One or more traction sutures (A) may be placed in the safety zone between the tumor and the line of compression sutures. The traction sutures should never be placed through the tumor, since seeding may take place. Such sutures are valuable in lifting up the tumor as the dissection progresses (Figure 3). Traction on these sutures helps in keeping a safe distance from the metastasis as the tumor nodule is retracted upward. Every precaution is taken to ensure a safe zone of normal liver tissue beyond the neoplasm, especially in the deepest portion of the resection. The electrocautery or laser may be used for the division of the liver tissue as well as to control bleeding. Many surgeons use the Cavitron Ultrasonic Surgical Aspirator (CUSA) ultrasonic instrument for dissection, while others find the Argon beam electrocoagulator very useful for obtaining hemostasis.
Any visible vessels or bile ducts may be clipped (Figure 4). However, most liver surgeons prefer individual ligation of vessels and ducts. The pathologist must evaluate the completeness of the resection before closure.
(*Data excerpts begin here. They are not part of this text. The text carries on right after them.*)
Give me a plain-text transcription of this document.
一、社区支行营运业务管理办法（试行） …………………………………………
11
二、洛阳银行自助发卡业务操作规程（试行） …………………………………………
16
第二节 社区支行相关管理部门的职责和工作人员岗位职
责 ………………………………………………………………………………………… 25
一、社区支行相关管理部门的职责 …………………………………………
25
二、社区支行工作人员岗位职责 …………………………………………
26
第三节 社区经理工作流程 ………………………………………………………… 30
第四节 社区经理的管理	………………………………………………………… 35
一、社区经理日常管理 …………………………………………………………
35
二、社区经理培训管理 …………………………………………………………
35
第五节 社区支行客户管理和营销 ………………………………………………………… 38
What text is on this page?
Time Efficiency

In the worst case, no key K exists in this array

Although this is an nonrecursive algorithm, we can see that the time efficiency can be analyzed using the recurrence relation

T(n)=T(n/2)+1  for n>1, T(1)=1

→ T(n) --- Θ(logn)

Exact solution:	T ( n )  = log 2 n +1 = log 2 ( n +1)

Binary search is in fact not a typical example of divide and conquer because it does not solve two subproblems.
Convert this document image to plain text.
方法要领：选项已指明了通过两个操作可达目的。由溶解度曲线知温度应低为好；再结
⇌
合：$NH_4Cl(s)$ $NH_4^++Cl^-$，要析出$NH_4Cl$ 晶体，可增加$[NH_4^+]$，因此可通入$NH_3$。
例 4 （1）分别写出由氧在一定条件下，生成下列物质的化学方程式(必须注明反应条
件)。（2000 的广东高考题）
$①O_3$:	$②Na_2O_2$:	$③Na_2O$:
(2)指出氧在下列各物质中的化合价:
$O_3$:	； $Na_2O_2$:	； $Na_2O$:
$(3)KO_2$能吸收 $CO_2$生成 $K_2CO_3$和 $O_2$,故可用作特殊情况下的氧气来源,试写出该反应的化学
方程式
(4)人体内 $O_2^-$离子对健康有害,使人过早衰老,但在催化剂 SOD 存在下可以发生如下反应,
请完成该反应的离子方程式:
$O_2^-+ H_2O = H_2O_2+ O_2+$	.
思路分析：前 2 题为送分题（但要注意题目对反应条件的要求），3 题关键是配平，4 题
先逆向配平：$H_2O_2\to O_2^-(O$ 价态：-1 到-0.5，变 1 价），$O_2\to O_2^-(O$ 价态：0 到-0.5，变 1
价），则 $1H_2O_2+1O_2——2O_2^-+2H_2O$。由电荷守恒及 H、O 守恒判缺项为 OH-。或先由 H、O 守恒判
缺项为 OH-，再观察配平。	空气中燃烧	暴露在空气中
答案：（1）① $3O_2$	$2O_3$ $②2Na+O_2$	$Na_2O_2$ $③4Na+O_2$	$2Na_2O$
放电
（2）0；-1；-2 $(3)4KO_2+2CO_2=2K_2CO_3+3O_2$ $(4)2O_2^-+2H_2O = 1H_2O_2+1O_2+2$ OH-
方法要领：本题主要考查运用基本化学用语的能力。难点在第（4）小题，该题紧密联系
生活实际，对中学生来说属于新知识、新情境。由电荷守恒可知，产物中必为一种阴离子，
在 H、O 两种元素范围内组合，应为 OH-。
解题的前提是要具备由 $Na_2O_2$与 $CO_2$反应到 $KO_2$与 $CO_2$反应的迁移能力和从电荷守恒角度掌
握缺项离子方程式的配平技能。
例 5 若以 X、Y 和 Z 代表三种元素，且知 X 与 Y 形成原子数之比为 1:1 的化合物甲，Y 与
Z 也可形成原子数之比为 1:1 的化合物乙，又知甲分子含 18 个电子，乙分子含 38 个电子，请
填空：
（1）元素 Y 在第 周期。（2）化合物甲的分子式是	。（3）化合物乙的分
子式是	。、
Sometimes several metastases of various sizes may be excised in a similar fashion. Some prefer to pack the cavity left by the excision for a few minutes with Surgicel gauze saturated with a chemotherapeutic chemical. Blood loss is rarely a troublesome factor in the excision of liver metastases, unless the lesion is located rather deep and near a sizable blood vessel in an unusual location. The risk of excising such lesions must be carefully weighed against the potential gain of their removal. In such instances, anatomic resection with pedicle control may be a safer option.
If the field is dry, drainage is not necessary (Figure 5), otherwise, Silastic closed-system suction drains are inserted in the area. If bile is noted to escape into the liver tissue, an effort should be made to ligate the area of drainage and consider closed suction drainage.
When the margins of the metastasis are questionable, additional liver tissue is excised for study by the pathologist.
Patients with proven metastases should be considered candidates for chemotherapy. The CEA levels are measured every two or three months, and the patient is surveyed for evidence of other recurrences. Measurements should be continued indefinitely, although the interval between tests can be lengthened after several years if the CEA level and CT scans as well as other evaluation procedures remain within a normal range.